My mother told me I had to play with the toy in front of my cousins to show them it had gone to the right person, that I loved it so much I was still playing with it. She wanted that feedback to come from the cousins to her parents to help them know they had made the right decision to give it to the right child.
I declined and hid from everyone until after my cousins had gone home. My mother told me since nobody wanted the toy anyway and it took up space she was going to throw it out. None of us ever saw it again.
That’s how my mother raised me.
None of the cousins speak with me even to this day.

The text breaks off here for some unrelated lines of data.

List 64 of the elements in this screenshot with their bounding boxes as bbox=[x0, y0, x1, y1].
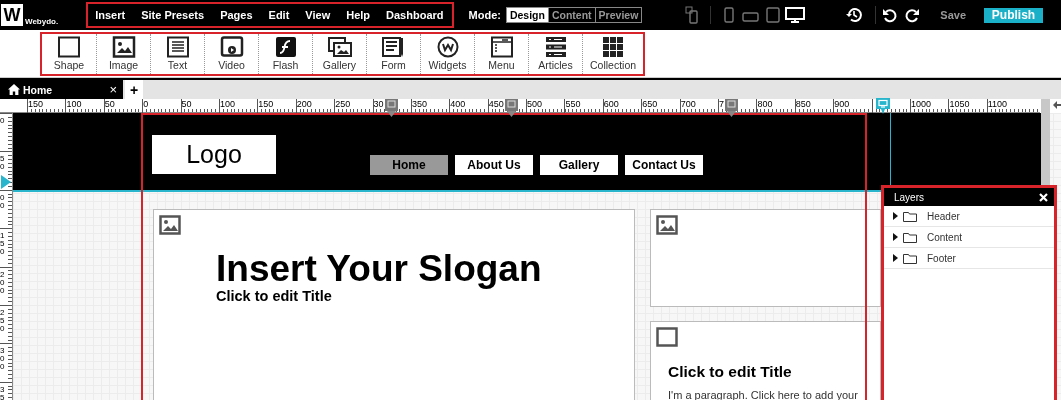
layer-row[interactable]: Content bbox=[884, 227, 1054, 248]
ruler-label: 850 bbox=[795, 99, 812, 109]
mode-tab[interactable]: Design bbox=[506, 8, 548, 22]
ruler-label: 250 bbox=[335, 99, 352, 109]
content-block[interactable]: Insert Your Slogan Click to edit Title bbox=[153, 209, 635, 400]
ruler-label: 30 bbox=[373, 99, 385, 109]
ruler-label: 250 bbox=[0, 308, 8, 333]
mode-tab[interactable]: Preview bbox=[594, 8, 642, 22]
ruler-label: 35 bbox=[0, 385, 8, 400]
ruler-label: 200 bbox=[0, 270, 8, 295]
ruler-label: 650 bbox=[642, 99, 659, 109]
ruler-label: 50 bbox=[0, 155, 8, 172]
ruler-label: 1000 bbox=[911, 99, 932, 109]
ruler-label: 150 bbox=[28, 99, 45, 109]
ruler-label: 100 bbox=[66, 99, 83, 109]
title-text: Click to edit Title bbox=[216, 288, 332, 304]
ruler-label: 1050 bbox=[949, 99, 971, 109]
ruler-label: 350 bbox=[411, 99, 428, 109]
ruler-label: 7 bbox=[719, 99, 726, 109]
ruler-label: 0 bbox=[0, 117, 8, 125]
nav-button[interactable]: Home bbox=[370, 155, 448, 175]
ruler-label: 150 bbox=[258, 99, 275, 109]
ruler-label: 900 bbox=[834, 99, 851, 109]
ruler-label: 450 bbox=[488, 99, 505, 109]
layer-row[interactable]: Header bbox=[884, 206, 1054, 227]
nav-button[interactable]: Contact Us bbox=[625, 155, 703, 175]
ruler-label: 300 bbox=[0, 347, 8, 372]
ruler-label: 00 bbox=[0, 193, 8, 210]
layer-row[interactable]: Footer bbox=[884, 248, 1054, 269]
menu-item[interactable]: Help bbox=[346, 9, 371, 21]
title-text: Click to edit Title bbox=[668, 363, 792, 381]
slogan-heading: Insert Your Slogan bbox=[216, 248, 542, 290]
menu-item[interactable]: Dashboard bbox=[386, 9, 444, 21]
menu-item[interactable]: View bbox=[305, 9, 331, 21]
ruler-label: 500 bbox=[527, 99, 544, 109]
ruler-label: 100 bbox=[219, 99, 236, 109]
ruler-label: 700 bbox=[680, 99, 697, 109]
mode-label: Mode: bbox=[468, 9, 501, 21]
save-button[interactable]: Save bbox=[934, 8, 972, 22]
ruler-label: 200 bbox=[296, 99, 313, 109]
ruler-label: 150 bbox=[0, 232, 8, 257]
ruler-label: 800 bbox=[757, 99, 774, 109]
menu-item[interactable]: Edit bbox=[268, 9, 290, 21]
ruler-label: 600 bbox=[603, 99, 620, 109]
logo-name: Webydo. bbox=[25, 17, 59, 26]
nav-button[interactable]: Gallery bbox=[540, 155, 618, 175]
page-tab[interactable]: Home × bbox=[0, 80, 123, 99]
new-tab-button[interactable]: + bbox=[125, 80, 143, 99]
ruler-label: 400 bbox=[450, 99, 467, 109]
logo-letter: W bbox=[1, 4, 23, 26]
menu-item[interactable]: Pages bbox=[220, 9, 253, 21]
panel-title: Layers bbox=[894, 191, 924, 203]
mode-tab[interactable]: Content bbox=[547, 8, 595, 22]
ruler-label: 0 bbox=[143, 99, 150, 109]
tab-label: Home bbox=[23, 83, 53, 96]
nav-button[interactable]: About Us bbox=[455, 155, 533, 175]
logo-placeholder[interactable]: Logo bbox=[152, 135, 276, 174]
ruler-label: 550 bbox=[565, 99, 582, 109]
ruler-label: 50 bbox=[104, 99, 116, 109]
menu-item[interactable]: Site Presets bbox=[141, 9, 205, 21]
ruler-label: 50 bbox=[181, 99, 193, 109]
menu-item[interactable]: Insert bbox=[95, 9, 126, 21]
tab-close[interactable]: × bbox=[109, 82, 117, 97]
ruler-label: 1100 bbox=[987, 99, 1009, 109]
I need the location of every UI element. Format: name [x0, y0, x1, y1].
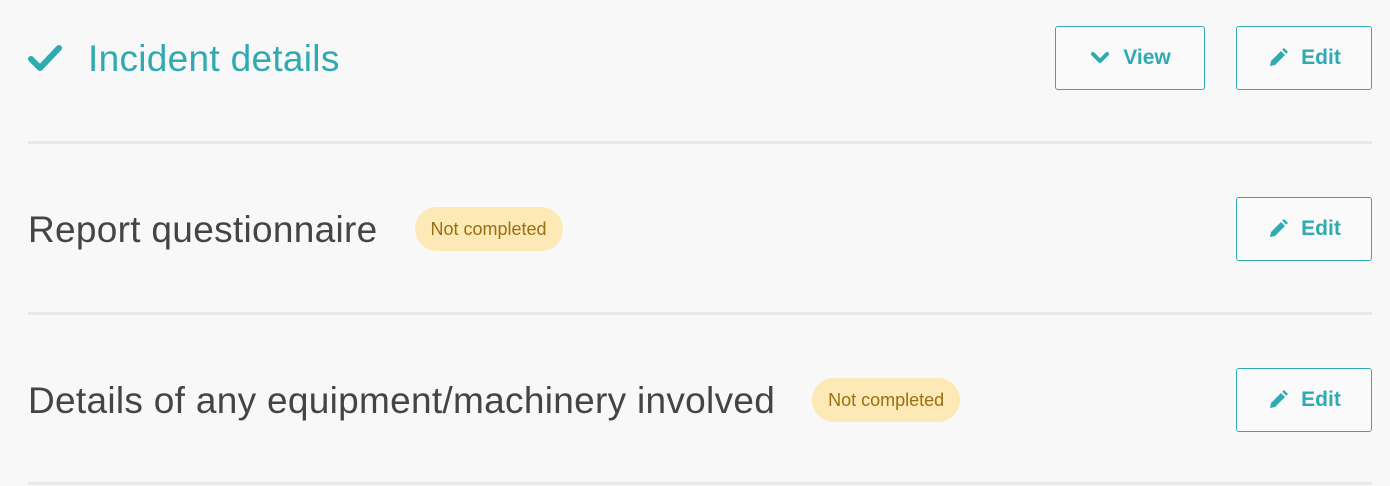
section-title: Incident details [88, 37, 340, 79]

When I was fourteen I discovered the following information in a White Wolf storytelling roleplaying game book.
“Pentex seek to corrupt the human populous. Many of Pentex‘s products contain low-level wyrm poisons. The effects are subtle; maybe Junior has become more violent and his grades have dropped, but who would attribute this to the new set of wonder guy figures (made from Pentex plastics) that he got for Christmas?” p.54 Werewolf The Apocalypse, 1st edition
“Pentex is a multi-national megacorporation. Its main agenda is the spiritual, moral, and environmental corruption of the planet. Pentex began its existence as Premium Oil.”
https://whitewolf.fandom.com/wiki/Pentex
Hence it’s association with cheap plastic products, for example toy spaceships, slipped innocuously into large families to do as much damage as possible.
That was during the 1980s. Things have changed since then. Pentex has become more subtle than ever.
Enjoy your plastic-based electronic and digital devices much?